On Carl Sagan’s ‘Pale Blue Dot’

I recently saw a video of “Pale Blue Dot.” It is Carl Sagan’s meditation on our “insignificant earth” accompanied by a visual of earth receding into the void until it becomes but a ‘pale blue dot’.

Carl Sagan was more of a poet than most physicists, I guess. His grasping for hope in the face of his own mortality should be recognized for his humanity.

Sagan’s musings inspired me with some thoughts and reactions. I won’t reprint his narration here. It is easily googled.

Sagan condemns mankind as self-important and deluded about our privileged place in the universe. Privileged and self-important as compared to what? What is offended that we use our consciousness to examine our inner and outer worlds?

If we are alone in the universe, our abilities to examine our world and think about our place in it, make us unique.

Our mind is our greatest tool. Should we attenuate its power so as to step down from this privilege? Did this world famous scientist really suggest we do so?

Ideas have no tangible existence yet they can move mountains. If we are to act only on the visible and the material, we severely limit ourselves while reaching for the stars.

That we are not good stewards of our only home, our planet, speaks to a deeper flaw than poor hygiene.

Because no known planet is hospitable, Sagan states that it is here on Earth that “we make our stand.” This phrase reminds us of ‘Custer’s Last Stand,’ probably the most familiar use of the term. It came into use depicting a heroic, tragically failed defense against the superior numbers of an ‘inferior’ enemy.

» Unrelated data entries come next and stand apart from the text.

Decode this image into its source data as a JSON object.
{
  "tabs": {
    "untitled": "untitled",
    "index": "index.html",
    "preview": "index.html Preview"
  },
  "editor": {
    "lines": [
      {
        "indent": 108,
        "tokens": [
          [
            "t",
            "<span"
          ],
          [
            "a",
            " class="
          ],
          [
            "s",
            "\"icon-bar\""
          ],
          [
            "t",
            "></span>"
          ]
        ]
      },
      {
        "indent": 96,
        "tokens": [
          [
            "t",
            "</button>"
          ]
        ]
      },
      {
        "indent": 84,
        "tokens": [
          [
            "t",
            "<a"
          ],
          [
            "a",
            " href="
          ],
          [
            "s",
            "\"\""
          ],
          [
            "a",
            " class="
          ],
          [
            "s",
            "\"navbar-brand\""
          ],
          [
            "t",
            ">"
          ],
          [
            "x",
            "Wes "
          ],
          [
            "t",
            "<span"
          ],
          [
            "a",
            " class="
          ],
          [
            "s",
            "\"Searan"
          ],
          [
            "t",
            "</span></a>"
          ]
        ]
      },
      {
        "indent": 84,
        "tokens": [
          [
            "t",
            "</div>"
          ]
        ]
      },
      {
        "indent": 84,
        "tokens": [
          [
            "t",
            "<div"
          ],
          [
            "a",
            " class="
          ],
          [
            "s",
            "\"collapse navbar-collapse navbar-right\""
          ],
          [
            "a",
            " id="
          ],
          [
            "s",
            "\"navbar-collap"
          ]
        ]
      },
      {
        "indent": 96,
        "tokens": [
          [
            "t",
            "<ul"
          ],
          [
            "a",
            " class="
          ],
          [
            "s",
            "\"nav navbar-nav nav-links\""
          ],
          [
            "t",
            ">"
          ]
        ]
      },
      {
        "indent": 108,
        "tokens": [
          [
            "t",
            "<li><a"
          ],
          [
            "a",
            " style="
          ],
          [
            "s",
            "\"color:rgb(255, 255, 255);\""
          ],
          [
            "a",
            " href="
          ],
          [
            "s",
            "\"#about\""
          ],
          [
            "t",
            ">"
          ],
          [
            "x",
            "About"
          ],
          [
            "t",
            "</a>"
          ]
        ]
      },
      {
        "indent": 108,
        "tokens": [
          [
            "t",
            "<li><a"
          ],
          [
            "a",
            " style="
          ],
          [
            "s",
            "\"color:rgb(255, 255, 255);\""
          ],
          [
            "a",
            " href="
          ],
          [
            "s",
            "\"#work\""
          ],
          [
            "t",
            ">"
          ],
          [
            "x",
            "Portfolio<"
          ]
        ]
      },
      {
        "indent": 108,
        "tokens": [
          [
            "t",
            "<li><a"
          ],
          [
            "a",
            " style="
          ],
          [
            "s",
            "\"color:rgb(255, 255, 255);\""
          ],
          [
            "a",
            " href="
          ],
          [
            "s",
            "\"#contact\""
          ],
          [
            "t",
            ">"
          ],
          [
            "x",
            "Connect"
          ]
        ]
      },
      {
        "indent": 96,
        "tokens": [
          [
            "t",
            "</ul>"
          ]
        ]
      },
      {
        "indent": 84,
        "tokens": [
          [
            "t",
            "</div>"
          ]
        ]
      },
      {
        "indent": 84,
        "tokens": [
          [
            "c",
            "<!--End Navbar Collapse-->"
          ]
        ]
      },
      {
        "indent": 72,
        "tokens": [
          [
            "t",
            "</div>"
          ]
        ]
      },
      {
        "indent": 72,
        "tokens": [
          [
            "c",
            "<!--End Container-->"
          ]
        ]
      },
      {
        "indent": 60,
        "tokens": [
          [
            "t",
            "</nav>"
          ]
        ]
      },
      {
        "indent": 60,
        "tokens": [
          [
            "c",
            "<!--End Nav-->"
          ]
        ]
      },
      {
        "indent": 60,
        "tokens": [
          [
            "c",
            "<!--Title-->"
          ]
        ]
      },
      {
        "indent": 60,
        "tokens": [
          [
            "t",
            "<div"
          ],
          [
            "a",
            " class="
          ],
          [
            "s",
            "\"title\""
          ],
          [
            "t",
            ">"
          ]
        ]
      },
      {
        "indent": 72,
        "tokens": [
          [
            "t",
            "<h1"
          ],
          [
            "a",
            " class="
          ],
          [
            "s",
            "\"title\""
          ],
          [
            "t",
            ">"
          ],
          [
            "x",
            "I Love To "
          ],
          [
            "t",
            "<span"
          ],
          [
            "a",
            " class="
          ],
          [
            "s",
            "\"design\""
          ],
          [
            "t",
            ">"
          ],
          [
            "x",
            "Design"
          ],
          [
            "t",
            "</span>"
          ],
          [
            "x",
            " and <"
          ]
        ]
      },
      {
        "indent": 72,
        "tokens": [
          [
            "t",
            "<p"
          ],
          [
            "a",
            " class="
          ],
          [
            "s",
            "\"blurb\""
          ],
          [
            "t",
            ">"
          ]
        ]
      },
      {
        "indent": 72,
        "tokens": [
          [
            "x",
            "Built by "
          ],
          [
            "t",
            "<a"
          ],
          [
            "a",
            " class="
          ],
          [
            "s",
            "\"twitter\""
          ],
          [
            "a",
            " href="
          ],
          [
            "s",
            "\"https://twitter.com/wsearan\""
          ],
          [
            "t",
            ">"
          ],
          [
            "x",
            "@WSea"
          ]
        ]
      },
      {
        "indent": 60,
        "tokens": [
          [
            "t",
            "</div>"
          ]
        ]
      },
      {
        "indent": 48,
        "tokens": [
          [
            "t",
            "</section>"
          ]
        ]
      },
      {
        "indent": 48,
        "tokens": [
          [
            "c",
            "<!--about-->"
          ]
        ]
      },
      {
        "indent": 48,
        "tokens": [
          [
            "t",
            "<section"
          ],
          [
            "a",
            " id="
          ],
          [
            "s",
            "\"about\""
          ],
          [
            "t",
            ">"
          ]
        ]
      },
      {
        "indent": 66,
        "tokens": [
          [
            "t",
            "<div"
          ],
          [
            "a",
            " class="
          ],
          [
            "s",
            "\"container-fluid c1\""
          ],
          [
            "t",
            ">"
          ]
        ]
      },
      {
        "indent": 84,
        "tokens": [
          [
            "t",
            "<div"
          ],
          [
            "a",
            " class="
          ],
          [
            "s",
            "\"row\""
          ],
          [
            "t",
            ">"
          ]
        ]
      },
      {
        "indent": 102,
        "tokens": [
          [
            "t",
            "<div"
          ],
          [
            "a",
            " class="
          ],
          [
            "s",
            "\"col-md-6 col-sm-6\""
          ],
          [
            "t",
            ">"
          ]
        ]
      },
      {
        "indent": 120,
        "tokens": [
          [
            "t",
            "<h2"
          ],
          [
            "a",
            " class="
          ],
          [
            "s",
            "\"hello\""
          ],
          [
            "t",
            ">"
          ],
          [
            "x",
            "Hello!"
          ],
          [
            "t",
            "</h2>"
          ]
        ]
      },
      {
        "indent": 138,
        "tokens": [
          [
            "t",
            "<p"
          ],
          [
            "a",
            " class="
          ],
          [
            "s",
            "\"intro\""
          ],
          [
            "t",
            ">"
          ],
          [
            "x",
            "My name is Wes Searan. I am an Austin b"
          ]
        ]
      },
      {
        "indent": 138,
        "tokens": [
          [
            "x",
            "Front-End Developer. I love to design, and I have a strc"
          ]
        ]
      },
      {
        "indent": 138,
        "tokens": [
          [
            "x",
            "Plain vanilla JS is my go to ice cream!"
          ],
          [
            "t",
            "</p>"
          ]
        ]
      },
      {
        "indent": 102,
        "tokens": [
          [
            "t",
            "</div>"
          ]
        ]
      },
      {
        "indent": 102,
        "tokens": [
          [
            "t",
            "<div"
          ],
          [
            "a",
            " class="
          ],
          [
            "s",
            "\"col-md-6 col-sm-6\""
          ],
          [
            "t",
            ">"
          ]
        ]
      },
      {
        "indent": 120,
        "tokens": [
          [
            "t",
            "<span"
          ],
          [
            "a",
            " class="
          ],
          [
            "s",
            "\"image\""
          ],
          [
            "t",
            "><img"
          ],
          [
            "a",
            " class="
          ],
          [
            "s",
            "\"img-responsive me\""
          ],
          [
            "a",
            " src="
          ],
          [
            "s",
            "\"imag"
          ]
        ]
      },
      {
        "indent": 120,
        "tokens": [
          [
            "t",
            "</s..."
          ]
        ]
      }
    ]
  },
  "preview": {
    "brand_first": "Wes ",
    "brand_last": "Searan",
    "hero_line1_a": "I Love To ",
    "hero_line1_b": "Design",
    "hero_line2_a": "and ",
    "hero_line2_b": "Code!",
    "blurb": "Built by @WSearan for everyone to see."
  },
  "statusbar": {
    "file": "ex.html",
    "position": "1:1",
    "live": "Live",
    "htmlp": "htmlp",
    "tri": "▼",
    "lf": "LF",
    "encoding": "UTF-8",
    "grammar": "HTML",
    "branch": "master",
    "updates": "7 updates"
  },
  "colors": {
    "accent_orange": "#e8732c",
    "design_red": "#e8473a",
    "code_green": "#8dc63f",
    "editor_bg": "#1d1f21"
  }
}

Revisionist history thankfully recasts the racist Custer’s blunder into enemy territory. He was blinded by genocidal instincts and trapped by his grasping for glory. His true enemy resided within. Rather than heroic, Custer was embarrassingly human, an every-man.

Sagan, the atheist who dismisses religion as pompous, has more faith than I do. He believes humanity, through our own will, can change our essence and become consistently caring and upright in our endeavors. What evidence has he (the scientist), that this could ever be possible? Did someone say ‘self-important’?

Even if you disbelieve in a Supreme Being, why would you believe in that? Is he not actually promoting flaccid, New-age wish fulfillment masked by his scientific bona-fides? Humanity will save itself? Are you high?

Did Sagan want “a hint” of our needed salvation coming from beyond our solar system? What gives Sagan the confidence that a superior alien race would be more merciful to us than we are to each other? Or than we are to ‘lesser beings’?

As for migrating to new worlds, if mankind destroyed earth but successfully escaped elsewhere, would anyone be surprised that we brought our ‘fouled-up-edness’ along for the ride?

“What do you mean you ‘forgot to pack the innocence’?”

What new insights would we gain or bring to the enterprise of settling some distant planet? Or would we merely replay the past before a fresh landscape? Tell me these refugees would not soon be ravaged by their innate talent to deny their own inner darkness?

How does it follow, if it is all so meaningless, that must we be kind to each other? What is the payoff in that?

It seems it is that meaninglessness which drives men to fill the void with their self-importance and ever expanding egos. Believing we answer to no one but ourselves in service of our grandiose cravings is what creates monsters and tyrants.

Doesn’t our pride keep us from achieving our ideals? Generally, those who successfully transcend their basest nature, do not claim the credit, but give it to the ineffable – God. Transcendence would make such self-aggrandizement absurd.

Sagan says there is no hint of anyone coming to save us from ourselves. But our Savior is, was and will ever be. There is more than a hint if we open our hearts. Truth is unavoidable to one who humbly listens to that ‘still small voice’ in the whirlwind.

The Bible talks throughout of the God of the insignificant, the forgotten, the weak, the meek, and the downtrodden. The strong need no God. The strong fend for themselves. They are an end unto themselves.

Knowing our Creator favors the insignificant, allows us to stop inflating ourselves within a vacuum. Acknowledging our insignificance within this vast and magnificent universe humbles us.

The expectation that earth is the only home for life, suggests that ours is a very important speck indeed. Earth’s unique, life bearing status makes us privileged. But this is not our doing. A better term than ‘privileged’ might be that we are recipients of undeserved favor, or grace.

Humankind would be better served, not only by owning our humble place within Creation, but also in acknowledging its loving and merciful Creator.

Or not. That is the proverbial choice.